Киселев отошел в сторону, чтобы немного успокоиться, прочесть карту и определиться с предстоящим маршрутом… Он никак не ожидал расхождения во мнениях офицеров с его взглядом. Чувствовался раскол, его неизбежность начинала просматриваться и все больше тревожить Киселева. Поэтому своим жестким решением, полагая что большая часть конвоя предпочтет все же достойный вариант развития событий, он в чем-то даже предопределил его. Однако ему суждено было ошибиться…

Разошедшиеся по сторонам сослуживцы, мало помалу начинали вновь собираться группами, чтобы по возможности прояснить для себя; намерения командующего конвоем, и мнения несогласных с ним офицеров. Несмотря на наставления, многие все же не были согласны с жестким решением командующего. Хотелось высказаться в кругу равных по ответственности близких товарищей и найти некое общее мнение, а не идти сквозь Сибирские бураны на поводу ставших неактуальными, приказов командующих армий, не имеющих об их положении ни малейшего понятия. О каком-либо отступничестве от идеалов и приверженности Белому движению, речи не было; преданные делу и служению Отчизне офицеры, с доблестью готовы были продолжать терпеть лишения во славу Царя и Отечества, преследуя реальные цели.

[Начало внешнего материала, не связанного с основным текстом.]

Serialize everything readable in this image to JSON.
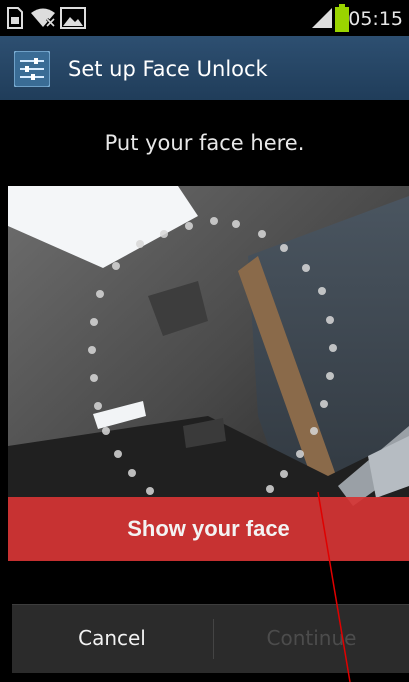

Решено было обратиться к поручику Бельскому, больше других разбиравшемуся в создавшейся ситуации, ссылаясь опять же на его инициативу, идти в сторону Марьиной Гривы. Пользуясь темным временем суток, ничто не мешало значительной группе офицеров уединиться; чтобы, «расставить все точки над i».

– Вы совершенно правы, господа, – объяснял создавшуюся ситуацию Бельский, – разве не ясно, что миссия по большому счету завершена и речь идет о наших жизнях, и поиске любых возможностей выхода из почти безнадежного положения в котором мы все оказались. Продолжать движение на встречу противнику, я так же как и вы, считаю абсурдным. Прежде всего командующий конвоем должен проявлять отеческую заботу о каждом вверенном ему офицере и не ограничиваться рамками только лишь устава и приказов.

– Да кто из нас ратует за нарушение устава? Нет таких!.. У нас один вопрос; где его человечность, с которой он как командующий должен подходить к подчиненным, учитывая губительное положение отряда, – высказал свое мнение один из обратившихся за разъяснением конвойный.

– Правильно, вот и я о том же!.. – продолжил осуществлять свой коварный замысел поручик Бельский. – Упрекать нас в несоблюдении кодекса офицерской чести, без учета мнений своих сослуживцев, может лишь одержимый личными целями и амбициями, командующий. И вести сейчас отряд на неминуемое столкновение с «красными», на бессмысленную и верную гибель, считаю безрассудством.

Чувствуя и слыша голоса одобрения, Бельский осмелился в тесном кругу офицеров, выразить свое кардинально разнящееся с Киселевым мнение и готовность, пользуясь услугами проводника, возглавить и вести группу единомышленников, в направлении Марьиной Гривы, и далее на Красноярск. Все присутствующие были единодушны во мнении и оговорив детали, решено было до полуночи хранить полное молчание.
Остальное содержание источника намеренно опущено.